Question

\(x = cost,y = sint,z = \frac{1}{{1 + {t^2}}}\)

Short answer

The parametric equations \(x = cost,y = sint\), and \(z = \frac{1}{{1 + {t^2}}}\) matches with the graph VI.

Step-by-step solution

Step 1:

Consider the parametric equations\(x = cost,y = sint\), and\(z = \frac{1}{{1 + {t^2}}}\).

Square and add the parametric equations of\(x = cost\)and\(y = sint\).

That is, calculate the value of the expression \({x^2} + {y^2}\).

\({x^2} + {y^2} = {(cost)^2} + {(sint)^2}\)
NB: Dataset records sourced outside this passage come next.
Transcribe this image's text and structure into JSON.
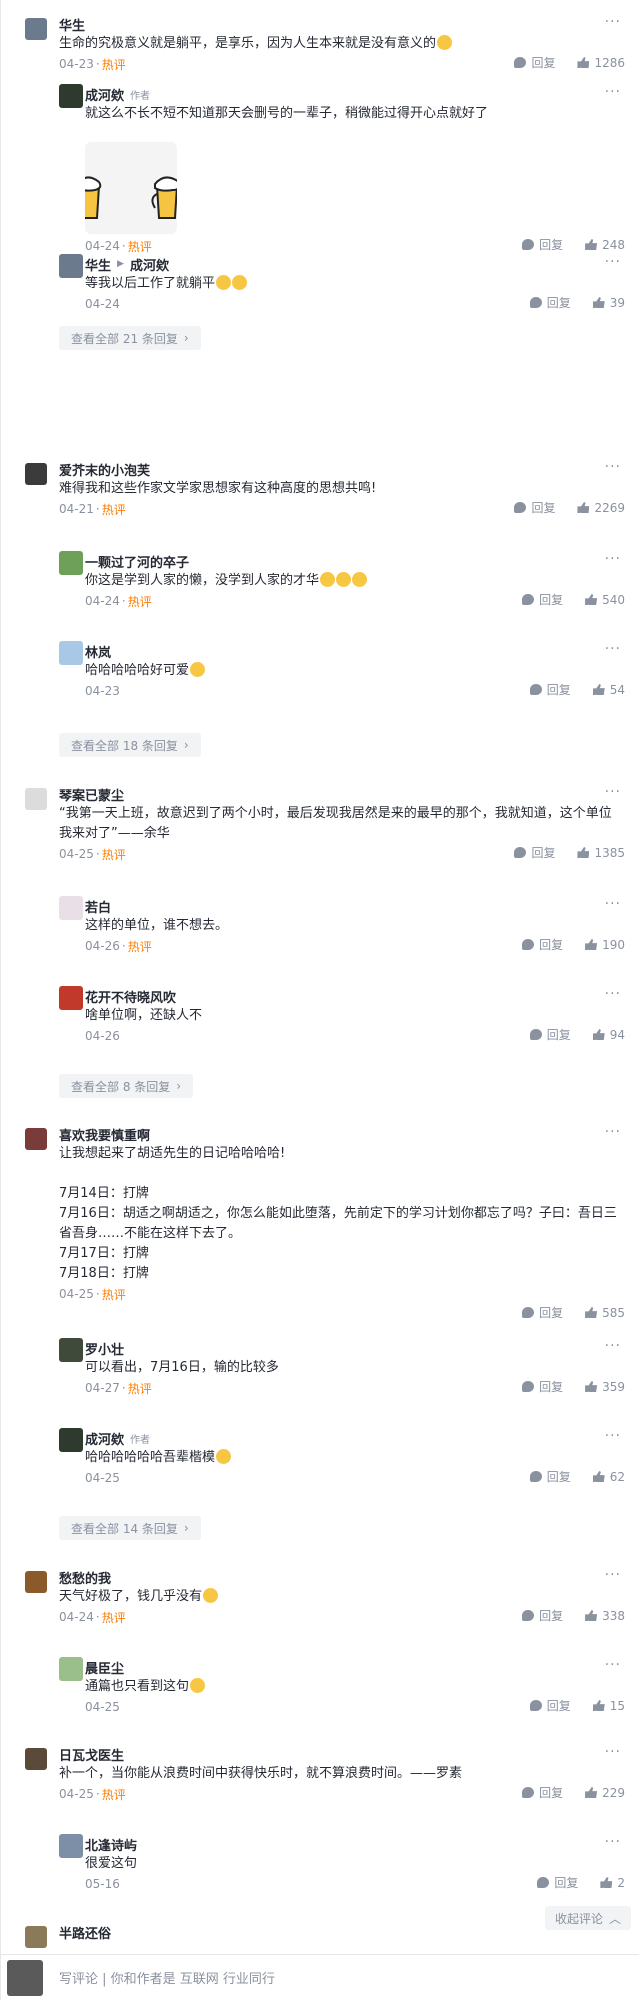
{
  "ui": {
    "reply_label": "回复",
    "hot_label": "热评",
    "author_label": "作者",
    "more_glyph": "···",
    "collapse_label": "收起评论",
    "comment_placeholder": "写评论 | 你和作者是 互联网 行业同行"
  },
  "threads": [
    {
      "name": "华生",
      "text": "生命的究极意义就是躺平，是享乐，因为人生本来就是没有意义的",
      "date": "04-23",
      "hot": true,
      "likes": "1286",
      "view_all": "查看全部 21 条回复",
      "replies": [
        {
          "name": "成河欸",
          "author": true,
          "text": "就这么不长不短不知道那天会删号的一辈子，稍微能过得开心点就好了",
          "date": "04-24",
          "hot": true,
          "likes": "248"
        },
        {
          "name": "华生",
          "reply_to": "成河欸",
          "text": "等我以后工作了就躺平",
          "date": "04-24",
          "hot": false,
          "likes": "39"
        }
      ]
    },
    {
      "name": "爱芥末的小泡芙",
      "text": "难得我和这些作家文学家思想家有这种高度的思想共鸣!",
      "date": "04-21",
      "hot": true,
      "likes": "2269",
      "view_all": "查看全部 18 条回复",
      "replies": [
        {
          "name": "一颗过了河的卒子",
          "text": "你这是学到人家的懒，没学到人家的才华",
          "date": "04-24",
          "hot": true,
          "likes": "540"
        },
        {
          "name": "林岚",
          "text": "哈哈哈哈哈好可爱",
          "date": "04-23",
          "hot": false,
          "likes": "54"
        }
      ]
    },
    {
      "name": "琴案已蒙尘",
      "text": "“我第一天上班，故意迟到了两个小时，最后发现我居然是来的最早的那个，我就知道，这个单位我来对了”——余华",
      "date": "04-25",
      "hot": true,
      "likes": "1385",
      "view_all": "查看全部 8 条回复",
      "replies": [
        {
          "name": "若白",
          "text": "这样的单位，谁不想去。",
          "date": "04-26",
          "hot": true,
          "likes": "190"
        },
        {
          "name": "花开不待晓风吹",
          "text": "啥单位啊，还缺人不",
          "date": "04-26",
          "hot": false,
          "likes": "94"
        }
      ]
    },
    {
      "name": "喜欢我要慎重啊",
      "text": "让我想起来了胡适先生的日记哈哈哈哈!\n\n7月14日：打牌\n7月16日：胡适之啊胡适之，你怎么能如此堕落，先前定下的学习计划你都忘了吗？子曰：吾日三省吾身……不能在这样下去了。\n7月17日：打牌\n7月18日：打牌",
      "date": "04-25",
      "hot": true,
      "likes": "585",
      "view_all": "查看全部 14 条回复",
      "replies": [
        {
          "name": "罗小壮",
          "text": "可以看出，7月16日，输的比较多",
          "date": "04-27",
          "hot": true,
          "likes": "359"
        },
        {
          "name": "成河欸",
          "author": true,
          "text": "哈哈哈哈哈哈吾辈楷模",
          "date": "04-25",
          "hot": false,
          "likes": "62"
        }
      ]
    },
    {
      "name": "愁愁的我",
      "text": "天气好极了，钱几乎没有",
      "date": "04-24",
      "hot": true,
      "likes": "338",
      "replies": [
        {
          "name": "晨臣尘",
          "text": "通篇也只看到这句",
          "date": "04-25",
          "hot": false,
          "likes": "15"
        }
      ]
    },
    {
      "name": "日瓦戈医生",
      "text": "补一个，当你能从浪费时间中获得快乐时，就不算浪费时间。——罗素",
      "date": "04-25",
      "hot": true,
      "likes": "229",
      "replies": [
        {
          "name": "北逢诗屿",
          "text": "很爱这句",
          "date": "05-16",
          "hot": false,
          "likes": "2"
        }
      ]
    },
    {
      "name": "半路还俗"
    }
  ]
}
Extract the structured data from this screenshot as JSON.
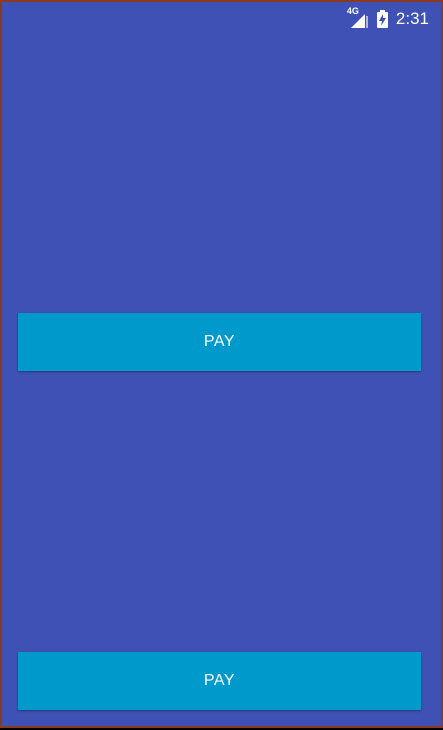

\( = co{s^2}t + si{n^2}t\)

\( = 1\)

The equation of the curve \({x^2} + {y^2} = 1\) forms a circular cylinder along the \(z - \)axis.\(z\)

The point \(t = 0\) gives the value \(z = 1\), hence the range of \(z\) is \(0 < z \le 1\). The location of points \((x,y,z)\) are on the curve which is above the point \((x,y,0)\) and that moves in a counter clockwise direction around the unit circle on the \(xy - \)plane and the value of \(t\) increases as the \(z\) value tends to zero and the \(t\) value tends to infinity.

Thus, The parametric equations \(x = cost,y = sint\), and \(z = \frac{1}{{1 + {t^2}}}\) matches with the graph VI.